Joseph announced her move on Thursday on BBB’s website. She joined parliament in 2023 after her party NSC won 20 seats in the parliamentary elections.

Her motivation to enter politics was to “improve” the new Dutch pension law by introducing member ballots on the conversion of defined benefit (DB) accruals to defined contribution (DC) capitals.

However, she failed in that mission after her amendment that was to arrange this was narrowly defeated in a vote in May.

The fact that minister of social affairs Eddy van Hijum, also a member of NSC, refused to back Joseph’s amendment at the time contributed to her decision to leave the party, she admitted in an interview with daily De Telegraaf. “I felt insufficient support at NSC,” she told the paper.

After Van Hijum was elected as NSC’s new leader in June following the fall of the Dutch government, Joseph had already announced she would not stand again for parliament for NSC at the next elections scheduled for 29 October.

“Logical” move

Agnes_Joseph_NSC

Agnes Joseph

Joseph has taken her parliamentary seat with her to BBB, bringing the party’s tally in parliament to eight. In a statement on the BBB website, Joseph said it is “logical” for her to join BBB because the party has always supported her in her efforts to change the pension law.

Joseph tabled her rejected amendment together with BBB MP Henk Vermeer.

“Together with me, BBB and Henk Vermeer have fought for improvements [to the pension law] from day one,” said Joseph.

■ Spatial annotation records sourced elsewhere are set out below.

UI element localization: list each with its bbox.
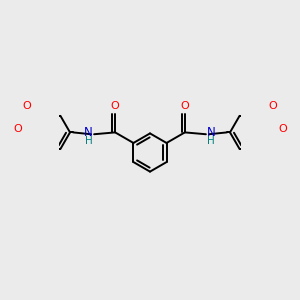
Text: H: H: [207, 136, 214, 146]
Text: O: O: [181, 101, 189, 111]
Text: O: O: [23, 100, 32, 111]
Text: O: O: [13, 124, 22, 134]
Text: N: N: [84, 126, 93, 139]
Text: O: O: [111, 101, 119, 111]
Text: O: O: [268, 100, 277, 111]
Text: N: N: [207, 126, 216, 139]
Text: H: H: [85, 136, 93, 146]
Text: O: O: [278, 124, 287, 134]
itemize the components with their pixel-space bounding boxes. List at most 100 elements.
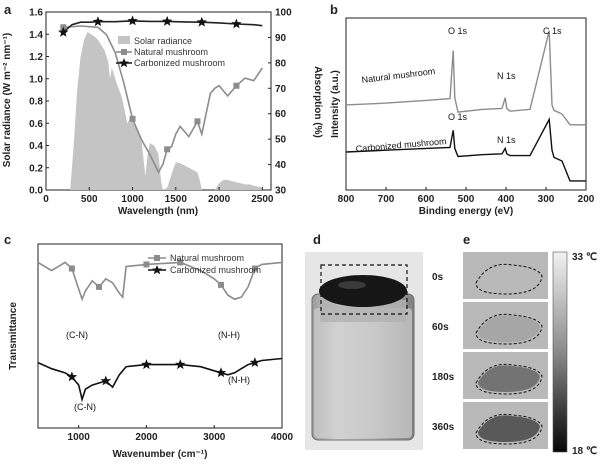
xps-natural-line — [345, 30, 586, 126]
carbonized-marker — [58, 26, 69, 37]
panel-a-xtick-label: 1000 — [121, 194, 144, 205]
thermal-image — [463, 302, 548, 349]
heated-region — [478, 415, 540, 442]
scale-min-label: 18 ℃ — [572, 446, 597, 457]
carbonized-marker — [127, 15, 138, 26]
panel-c-xtick-label: 3000 — [203, 432, 226, 443]
ftir-carbonized-marker — [141, 359, 152, 370]
natural-marker — [233, 82, 240, 89]
ftir-natural-marker — [251, 265, 258, 272]
carbonized-marker — [196, 16, 207, 27]
panel-a-ytick-label: 0.4 — [29, 141, 43, 152]
carbonized-mushroom-markers — [58, 15, 242, 37]
legend-marker-carbonized — [119, 58, 129, 68]
ftir-natural-marker — [218, 281, 224, 288]
panel-a-xtick-label: 0 — [43, 194, 49, 205]
ftir-carbonized-line — [37, 357, 283, 403]
ftir-carbonized-marker — [175, 359, 186, 370]
panel-b-xtick-label: 700 — [378, 194, 395, 205]
panel-a-ytick-right-label: 90 — [275, 33, 287, 44]
legend-marker-natural — [121, 49, 127, 55]
panel-a-ytick-label: 0.2 — [29, 163, 43, 174]
natural-marker — [129, 115, 136, 122]
panel-b-xlabel: Binding energy (eV) — [419, 206, 513, 217]
mushroom-outline — [475, 413, 543, 445]
mushroom-highlight — [338, 281, 366, 289]
ftir-carbonized-marker — [100, 375, 111, 386]
xps-n1s-label-top: N 1s — [497, 71, 516, 81]
panel-a-ytick-label: 0.0 — [29, 186, 43, 197]
natural-mushroom-line — [63, 25, 263, 174]
xps-n1s-label-bottom: N 1s — [497, 135, 516, 145]
thermal-frame: 360s — [432, 402, 548, 449]
panel-c-xtick-label: 2000 — [135, 432, 158, 443]
panel-a-ylabel-right: Absorption (%) — [312, 66, 323, 138]
carbonized-mushroom-photo — [319, 275, 407, 307]
panel-a-ytick-label: 1.0 — [29, 74, 43, 85]
ftir-natural-marker — [68, 265, 75, 272]
thermal-frame: 180s — [432, 352, 548, 399]
ftir-legend-carbonized: Carbonized mushroom — [170, 265, 261, 275]
ftir-natural-markers — [68, 259, 258, 290]
mushroom-outline — [475, 313, 543, 345]
dashed-highlight-box — [320, 264, 408, 315]
panel-a-xtick-label: 2500 — [251, 194, 274, 205]
ftir-carbonized-marker — [66, 371, 78, 382]
panel-c-legend: Natural mushroom Carbonized mushroom — [148, 253, 261, 275]
foam-layer — [320, 300, 406, 322]
panel-d-label: d — [313, 232, 321, 247]
panel-a-ytick-right-label: 70 — [275, 84, 287, 95]
panel-c-ylabel: Transmittance — [8, 302, 19, 370]
legend-swatch-solar — [118, 36, 130, 44]
ftir-legend-marker-carbonized — [152, 265, 162, 275]
ftir-natural-line — [37, 261, 283, 302]
heated-region — [478, 365, 540, 392]
xps-natural-label: Natural mushroom — [361, 66, 436, 85]
panel-a-ytick-right-label: 60 — [275, 109, 287, 120]
scale-max-label: 33 ℃ — [572, 252, 597, 263]
panel-b-xtick-label: 200 — [578, 194, 595, 205]
time-label: 0s — [432, 272, 444, 283]
mushroom-outline — [475, 363, 543, 395]
ftir-carbonized-marker — [215, 367, 227, 378]
panel-b-label: b — [330, 2, 338, 17]
ftir-natural-marker — [143, 261, 150, 268]
panel-b-xtick-label: 300 — [538, 194, 555, 205]
ftir-carbonized-markers — [66, 357, 261, 386]
panel-a-ytick-label: 1.2 — [29, 52, 43, 63]
panel-a-xtick-label: 2000 — [208, 194, 231, 205]
panel-a-ytick-right-label: 30 — [275, 186, 287, 197]
carbonized-marker — [92, 16, 104, 27]
thermal-frame: 60s — [432, 302, 548, 349]
panel-a-ylabel: Solar radiance (W m⁻² nm⁻¹) — [2, 33, 13, 167]
panel-c-frame — [37, 243, 283, 429]
panel-c-xlabel: Wavenumber (cm⁻¹) — [113, 449, 208, 460]
carbonized-mushroom-line — [62, 20, 263, 33]
panel-a-ytick-label: 0.6 — [29, 119, 43, 130]
panel-a-ytick-label: 1.6 — [29, 8, 43, 19]
xps-carbonized-label: Carbonized mushroom — [355, 136, 447, 154]
time-label: 60s — [432, 322, 449, 333]
time-label: 360s — [432, 422, 455, 433]
mushroom-outline — [475, 263, 543, 295]
panel-a-xlabel: Wavelength (nm) — [118, 206, 198, 217]
panel-c-label: c — [4, 232, 11, 247]
panel-a-ytick-right-label: 40 — [275, 160, 287, 171]
thermal-image — [463, 252, 548, 299]
heated-region — [478, 315, 540, 342]
panel-a-xtick-label: 1500 — [165, 194, 188, 205]
xps-o1s-label-top: O 1s — [448, 26, 468, 36]
panel-a-label: a — [4, 2, 12, 17]
ftir-legend-marker-natural — [154, 255, 160, 261]
panel-a-ytick-right-label: 80 — [275, 58, 287, 69]
xps-carbonized-line — [345, 116, 586, 182]
panel-c-xtick-label: 1000 — [68, 432, 91, 443]
ftir-cn-label-natural: (C-N) — [66, 330, 88, 340]
natural-marker — [164, 146, 171, 153]
ftir-cn-label-carbonized: (C-N) — [74, 402, 96, 412]
panel-b-xtick-label: 500 — [458, 194, 475, 205]
panel-a-legend: Solar radiance Natural mushroom Carboniz… — [116, 36, 225, 68]
thermal-frame: 0s — [432, 252, 548, 299]
solar-radiance-area — [70, 32, 263, 190]
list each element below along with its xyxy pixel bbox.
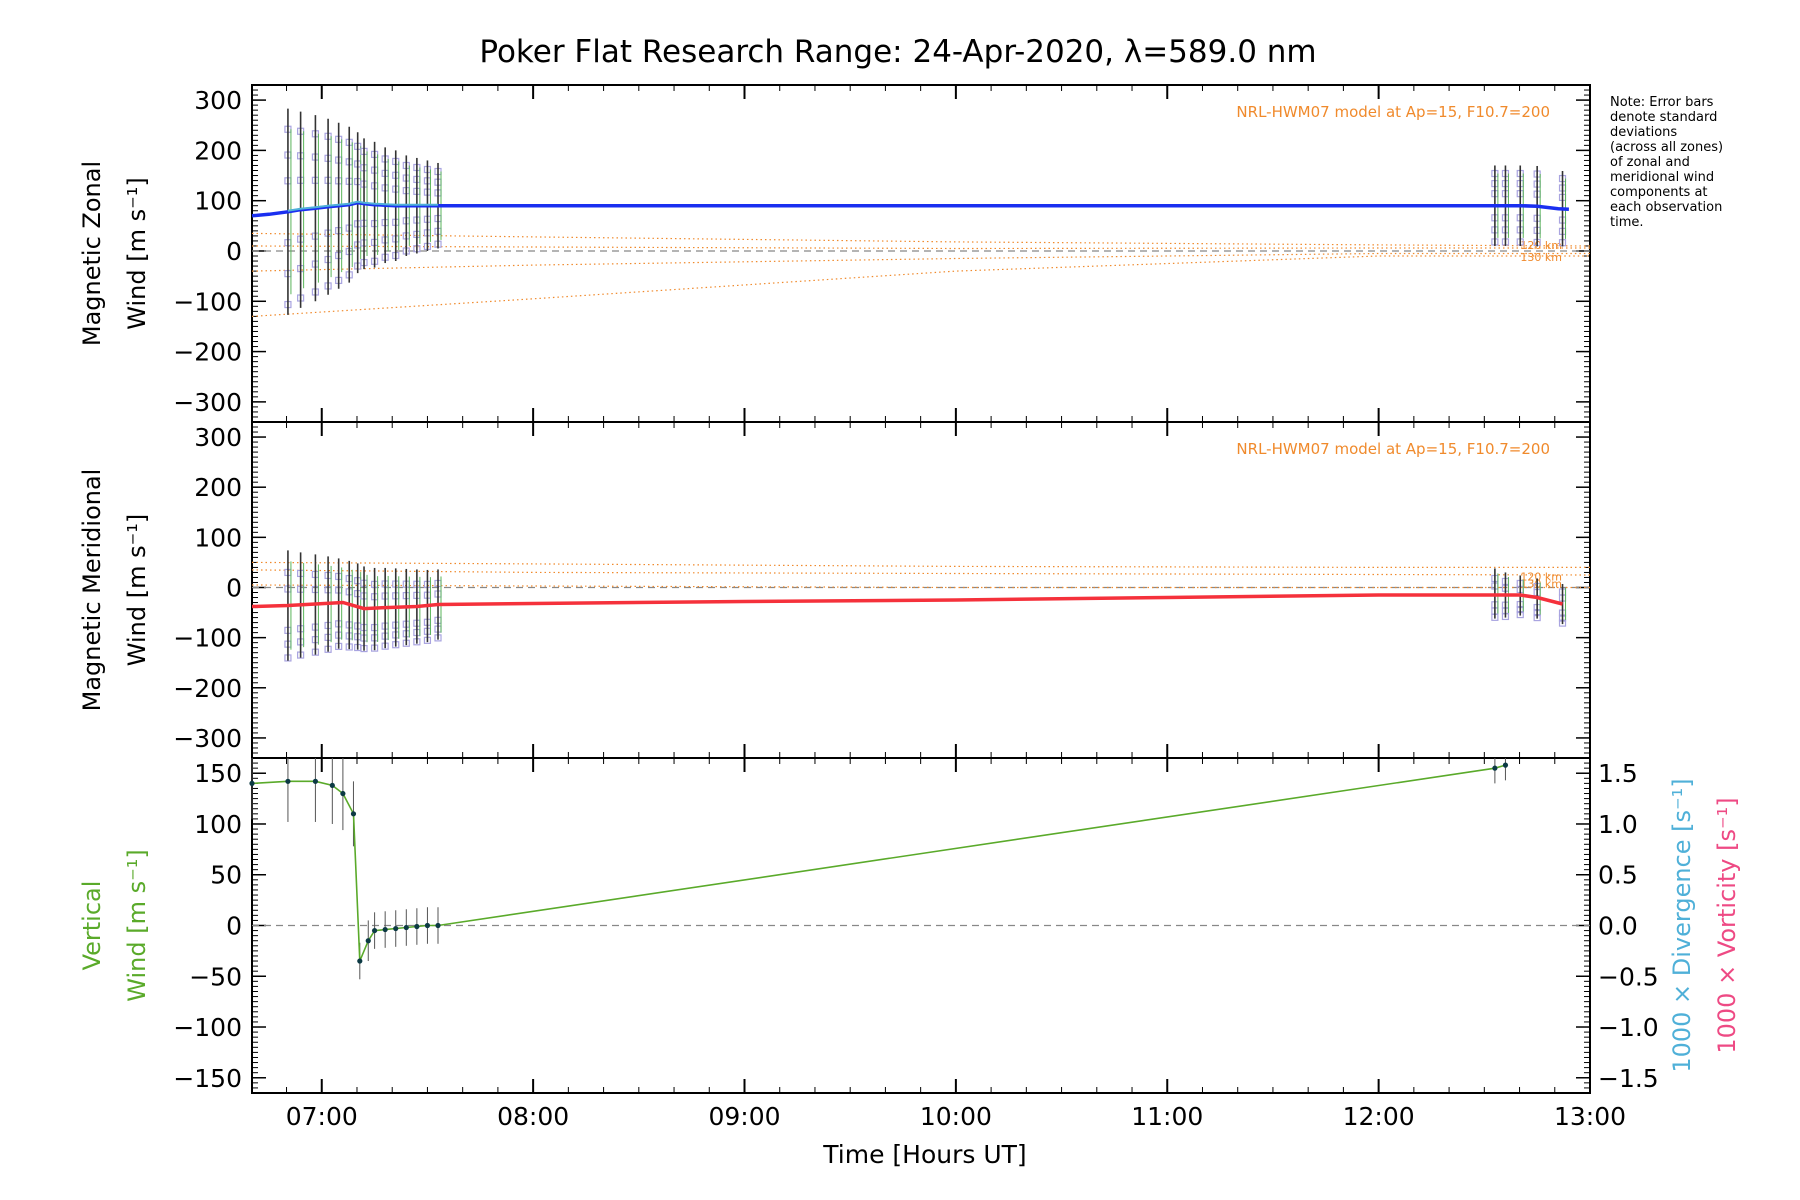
y-axis-label: Wind [m s⁻¹] bbox=[123, 849, 151, 1001]
y-tick-label: −200 bbox=[173, 338, 242, 367]
y-tick-label: 0 bbox=[226, 912, 242, 941]
y-tick-label: −100 bbox=[173, 287, 242, 316]
y2-axis-label-divergence: 1000 × Divergence [s⁻¹] bbox=[1668, 778, 1696, 1072]
note-line: (across all zones) bbox=[1610, 140, 1723, 155]
model-curve bbox=[251, 252, 1590, 272]
x-tick-label: 09:00 bbox=[708, 1102, 780, 1131]
model-curve bbox=[251, 569, 1591, 576]
vertical-wind-point bbox=[249, 780, 255, 786]
y-tick-label: 300 bbox=[194, 423, 242, 452]
y-axis-label: Wind [m s⁻¹] bbox=[123, 177, 151, 329]
model-label: NRL-HWM07 model at Ap=15, F10.7=200 bbox=[1236, 103, 1550, 121]
note-line: time. bbox=[1610, 215, 1644, 230]
y-axis-label: Magnetic Meridional bbox=[78, 469, 106, 712]
altitude-label: 130 km bbox=[1520, 577, 1562, 590]
y2-tick-label: −1.5 bbox=[1598, 1064, 1659, 1093]
y-tick-label: −50 bbox=[189, 962, 242, 991]
y-tick-label: 100 bbox=[194, 523, 242, 552]
vertical-wind-point bbox=[424, 922, 431, 929]
model-label: NRL-HWM07 model at Ap=15, F10.7=200 bbox=[1236, 440, 1550, 458]
x-axis-label: Time [Hours UT] bbox=[822, 1140, 1026, 1169]
y-tick-label: 100 bbox=[194, 810, 242, 839]
altitude-label: 130 km bbox=[1520, 251, 1562, 264]
note-line: components at bbox=[1610, 185, 1708, 200]
vertical-wind-point bbox=[357, 958, 363, 964]
vertical-wind-point bbox=[414, 923, 420, 930]
vertical-wind-point bbox=[312, 778, 319, 784]
altitude-label: 120 km bbox=[1520, 570, 1562, 583]
y-tick-label: 100 bbox=[194, 187, 242, 216]
y-tick-label: 150 bbox=[194, 759, 242, 788]
y2-tick-label: −1.0 bbox=[1598, 1013, 1659, 1042]
x-tick-label: 07:00 bbox=[286, 1102, 358, 1131]
y-axis-label: Magnetic Zonal bbox=[78, 161, 106, 346]
vertical-wind-line bbox=[251, 764, 1506, 962]
note-block: Note: Error bars denote standard deviati… bbox=[1610, 95, 1723, 230]
y-tick-label: 200 bbox=[194, 136, 242, 165]
y-tick-label: 300 bbox=[194, 86, 242, 115]
y-tick-label: −200 bbox=[173, 674, 242, 703]
y2-tick-label: −0.5 bbox=[1598, 962, 1659, 991]
note-line: deviations bbox=[1610, 125, 1677, 140]
x-tick-label: 10:00 bbox=[920, 1102, 992, 1131]
altitude-label: 120 km bbox=[1520, 239, 1562, 252]
plot-frame bbox=[251, 757, 1591, 1094]
vertical-wind-point bbox=[393, 925, 399, 932]
note-line: of zonal and bbox=[1610, 155, 1690, 170]
y-tick-label: −300 bbox=[173, 724, 242, 753]
y-axis-label: Vertical bbox=[78, 881, 106, 971]
model-curve bbox=[251, 584, 1590, 589]
plot-frame bbox=[251, 84, 1591, 423]
x-tick-label: 11:00 bbox=[1131, 1102, 1203, 1131]
vertical-wind-point bbox=[329, 782, 335, 789]
y2-tick-label: 0.0 bbox=[1598, 912, 1638, 941]
x-tick-label: 08:00 bbox=[497, 1102, 569, 1131]
model-curve bbox=[251, 561, 1590, 568]
y-tick-label: 200 bbox=[194, 473, 242, 502]
note-line: Note: Error bars bbox=[1610, 95, 1714, 110]
model-curve bbox=[251, 245, 1590, 250]
y-tick-label: −100 bbox=[173, 1013, 242, 1042]
vertical-wind-point bbox=[382, 926, 388, 933]
zonal-wind-panel: −300 −200 −100 0 100 200 300 Magnetic Zonal Wind… bbox=[78, 84, 1591, 423]
y2-tick-label: 0.5 bbox=[1598, 861, 1638, 890]
note-line: each observation bbox=[1610, 200, 1722, 215]
y-tick-label: −100 bbox=[173, 624, 242, 653]
y2-tick-label: 1.0 bbox=[1598, 810, 1638, 839]
y-tick-label: 50 bbox=[210, 861, 242, 890]
chart-title: Poker Flat Research Range: 24-Apr-2020, … bbox=[479, 34, 1316, 70]
vertical-wind-point bbox=[340, 790, 346, 797]
plot-frame bbox=[251, 421, 1591, 759]
y-tick-label: −300 bbox=[173, 388, 242, 417]
note-line: meridional wind bbox=[1610, 170, 1714, 185]
model-curve bbox=[251, 255, 1590, 317]
y-axis-label: Wind [m s⁻¹] bbox=[123, 514, 151, 666]
zonal-wind-line bbox=[251, 200, 1569, 218]
vertical-wind-point bbox=[1502, 762, 1509, 768]
meridional-wind-line bbox=[251, 593, 1563, 611]
x-tick-label: 12:00 bbox=[1343, 1102, 1415, 1131]
x-tick-label: 13:00 bbox=[1554, 1102, 1626, 1131]
y-tick-label: 0 bbox=[226, 237, 242, 266]
zonal-mean-line bbox=[287, 200, 438, 212]
vertical-wind-point bbox=[371, 927, 378, 934]
y2-tick-label: 1.5 bbox=[1598, 759, 1638, 788]
vertical-wind-panel: −150 −100 −50 0 50 100 150 07:00 08:00 09:00 10:00… bbox=[78, 757, 1741, 1131]
note-line: denote standard bbox=[1610, 110, 1717, 125]
meridional-wind-panel: −300 −200 −100 0 100 200 300 Magnetic Meridiona… bbox=[78, 421, 1591, 759]
vertical-wind-point bbox=[285, 778, 291, 784]
y-tick-label: −150 bbox=[173, 1064, 242, 1093]
y2-axis-label-vorticity: 1000 × Vorticity [s⁻¹] bbox=[1713, 797, 1741, 1053]
vertical-wind-point bbox=[1492, 765, 1498, 771]
vertical-wind-point bbox=[403, 924, 409, 931]
vertical-wind-point bbox=[350, 811, 357, 817]
vertical-wind-point bbox=[435, 922, 441, 929]
y-tick-label: 0 bbox=[226, 573, 242, 602]
vertical-wind-point bbox=[365, 938, 371, 944]
model-curve bbox=[251, 232, 1591, 247]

After announcing she would stand again for NSC, Joseph had already been stripped of her spokesperson role for pensions. This contributed to her decision to join BBB, she said.

“I don’t want to take part half-heartedly in the crucial pension debates that will be conducted in parliament in September,” Joseph said.

Whether she will remain in parliament after the October elections remains to be seen. BBB currently polls around four seats, which is considerably more than Joseph’s old party, NSC, which only has one seat in most polls.

Still, Joseph is only ranked eighth on BBB’s provisional electoral list. This means the former actuary will most likely only make it into parliament if she gets enough preferential votes.